Avant la guerre, nous vîmes, à la Fédération de cyclotourisme, plusieurs de nos camarades entreprendre des randonnées d’un nouveau genre. Elles consistaient à « réunir » Dunkerque à Hendaye, Brest à Menton, Strasbourg à Bayonne, non par une ligne idéale, mais par la route la plus courte, et cela à bicyclette, sans se faire aider par aucun véhicule entraîneur. Ces « diagonales » représentaient de 1.000 à 1.200 kilomètres que les meilleurs randonneurs couvraient à 20-22 kilomètres à l’heure, sans déduire, bien entendu, les heures de sommeil et celles des repas.

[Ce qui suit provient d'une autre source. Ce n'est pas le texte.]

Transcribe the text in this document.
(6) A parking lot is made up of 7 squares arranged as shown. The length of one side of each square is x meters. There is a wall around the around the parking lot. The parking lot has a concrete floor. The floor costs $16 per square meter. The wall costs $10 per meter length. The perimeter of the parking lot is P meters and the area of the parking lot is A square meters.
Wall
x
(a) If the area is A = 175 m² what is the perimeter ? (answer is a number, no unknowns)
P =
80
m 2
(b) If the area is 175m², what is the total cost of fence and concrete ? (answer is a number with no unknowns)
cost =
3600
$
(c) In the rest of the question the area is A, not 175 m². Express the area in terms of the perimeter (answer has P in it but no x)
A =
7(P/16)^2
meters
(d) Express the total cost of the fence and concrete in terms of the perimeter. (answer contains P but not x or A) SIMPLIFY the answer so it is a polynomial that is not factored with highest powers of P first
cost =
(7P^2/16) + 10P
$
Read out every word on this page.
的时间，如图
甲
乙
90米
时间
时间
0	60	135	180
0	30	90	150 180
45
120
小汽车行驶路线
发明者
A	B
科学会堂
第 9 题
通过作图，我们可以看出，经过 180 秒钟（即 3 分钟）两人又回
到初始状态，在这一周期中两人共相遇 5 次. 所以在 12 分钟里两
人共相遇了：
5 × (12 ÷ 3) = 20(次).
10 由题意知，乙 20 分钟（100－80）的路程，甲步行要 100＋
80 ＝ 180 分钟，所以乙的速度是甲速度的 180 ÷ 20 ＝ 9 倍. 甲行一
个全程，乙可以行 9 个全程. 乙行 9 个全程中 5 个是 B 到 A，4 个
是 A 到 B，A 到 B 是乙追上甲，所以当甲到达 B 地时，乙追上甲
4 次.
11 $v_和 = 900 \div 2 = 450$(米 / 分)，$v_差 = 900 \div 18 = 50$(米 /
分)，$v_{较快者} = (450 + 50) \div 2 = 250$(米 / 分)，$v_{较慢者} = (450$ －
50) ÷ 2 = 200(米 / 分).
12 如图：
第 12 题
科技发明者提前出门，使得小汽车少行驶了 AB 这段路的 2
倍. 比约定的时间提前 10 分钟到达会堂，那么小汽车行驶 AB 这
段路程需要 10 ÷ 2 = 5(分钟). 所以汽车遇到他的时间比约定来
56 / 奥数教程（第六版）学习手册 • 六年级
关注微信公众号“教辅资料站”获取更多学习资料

La température, la saison, et surtout la direction du vent occasionnaient des hausses ou des chutes de « moyenne » assez considérables. Tel Strasbourg-Brest fut accompli péniblement à 17 de moyenne par un vent debout épouvantable. Tel Dunkerque-Hendaye fut accompli par une jeune fille : Mlle Regina Combier, à une moyenne un peu supérieure. Les cyclotouristes Cointepas, Oudard, etc. ..., réalisèrent des moyennes beaucoup plus brillantes.

En général on se tint autour du 20 à l’heure, ce qui est magnifique si l’on tient compte que même ne dormant que deux ou trois heures sur 24 et ne prenant guère plus de temps pour s’alimenter, le randonneur doit dresser son tableau de marche sur une vitesse moyenne d’environ 25 kilomètres à l’heure.

Essayez de faire 100 kilomètres en quatre heures, même par vent nul, et faites-le douze fois de suite, ne vous ménageant que trois heures d’oreiller et deux heures de table par journée, et vous m’en direz des nouvelles ! Ajoutez-y la pluie, souvent la neige, les côtes du Massif central, le vent, le froid ou l’extrême chaleur, et vous aboutirez à maintes réflexions qui aboutiront à cette question bien naturelle : « Combien ces gens-là gagnent-ils pour faire pareil métier !

La réponse sera courte : ils ne gagnent rien du tout.

Aucune marque de cycles ne les subventionne ; les frais de route sont à leur charge. Ils n’en recueillent rien si ce n’est la fierté de la performance accomplie.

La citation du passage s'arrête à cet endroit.